Game Changers

A Ghanaian tech-savvy Mustapha develops AI for diagnosing breast cancer

Mustapha tech savvy invented breast cancer detector

A self-taught Ghanaian coder has been named Africa Code Week Youth Ambassador for 2019 after he developed an Artificial Intelligence (AI) model for diagnosing breast cancer to help solve some of the continent’s biggest challenges.

Inspired by the Global Technology success stories, Mustapha Diyaol Haqq, a 19-year-old from Kumasi, Ghana, realized he too could deliver innovation where it was most needed, starting with his hometown. “Seeing how the big tech companies used innovation to solve some of the world’s biggest problems made me realise how important it is to learn to code,” Mustapha said.

Adding that: “I looked online for any free courses that could help me develop coding skills and completed as many as I could.” Despite being self-taught, Haqq was able to develop a potentially life-saving solution for women across the continent.

He used his knowledge of coding and machine learning to develop a model for diagnosing breast cancer, which he hopes to release freely to communities across Africa.

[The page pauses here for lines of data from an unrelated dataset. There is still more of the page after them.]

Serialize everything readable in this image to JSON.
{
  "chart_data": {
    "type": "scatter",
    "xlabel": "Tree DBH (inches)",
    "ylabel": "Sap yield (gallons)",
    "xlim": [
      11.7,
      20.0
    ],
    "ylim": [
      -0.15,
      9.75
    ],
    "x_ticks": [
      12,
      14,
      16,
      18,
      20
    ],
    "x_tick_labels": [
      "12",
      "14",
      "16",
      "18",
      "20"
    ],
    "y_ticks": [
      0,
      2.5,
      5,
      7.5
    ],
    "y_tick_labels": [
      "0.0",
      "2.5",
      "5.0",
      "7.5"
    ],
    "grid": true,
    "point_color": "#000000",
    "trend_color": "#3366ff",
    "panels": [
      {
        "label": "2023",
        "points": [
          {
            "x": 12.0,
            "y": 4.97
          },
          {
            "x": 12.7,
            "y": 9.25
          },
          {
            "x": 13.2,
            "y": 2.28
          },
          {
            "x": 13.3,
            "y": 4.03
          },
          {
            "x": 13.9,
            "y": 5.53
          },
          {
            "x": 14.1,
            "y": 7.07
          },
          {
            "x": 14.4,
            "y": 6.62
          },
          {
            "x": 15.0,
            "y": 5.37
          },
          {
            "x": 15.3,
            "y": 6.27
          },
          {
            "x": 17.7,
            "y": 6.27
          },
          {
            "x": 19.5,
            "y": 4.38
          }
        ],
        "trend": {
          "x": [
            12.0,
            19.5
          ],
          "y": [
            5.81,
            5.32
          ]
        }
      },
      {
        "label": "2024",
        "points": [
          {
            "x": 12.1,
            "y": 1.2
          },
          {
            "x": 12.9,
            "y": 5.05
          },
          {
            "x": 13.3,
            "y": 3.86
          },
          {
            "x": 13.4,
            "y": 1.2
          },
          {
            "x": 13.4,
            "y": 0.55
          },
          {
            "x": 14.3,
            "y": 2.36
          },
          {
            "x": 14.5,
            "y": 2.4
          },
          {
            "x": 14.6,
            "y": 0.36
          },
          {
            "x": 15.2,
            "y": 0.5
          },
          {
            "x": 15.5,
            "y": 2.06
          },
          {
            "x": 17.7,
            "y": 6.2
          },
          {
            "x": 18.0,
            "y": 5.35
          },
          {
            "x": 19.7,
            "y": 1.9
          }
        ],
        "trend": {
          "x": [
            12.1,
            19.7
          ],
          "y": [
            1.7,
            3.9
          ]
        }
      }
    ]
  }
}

Also, high on his agenda are hunger and food security, which he sees as two of the biggest challenges facing the continent’s rapidly growing population. “Africa relies heavily on smallholder farmers to meet its food production needs.

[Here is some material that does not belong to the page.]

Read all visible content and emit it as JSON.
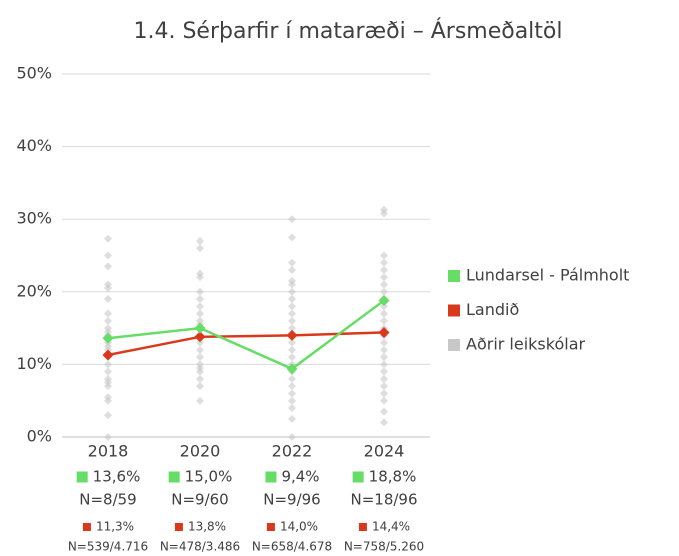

However, much of the produce from farms are spoilt before it reaches the markets in the cities. I’m currently working on a machine learning and AI model that can help reduce post-harvest losses and ensure the work our farmers do translate into food security for our communities,” Mustapha remarked.

As the Fourth Industrial Revolution sweeps across Africa and more of its youth develop coding and other digital skills, Mustapha is one of many young Africans providing solutions to some of the major problems faced by their communities.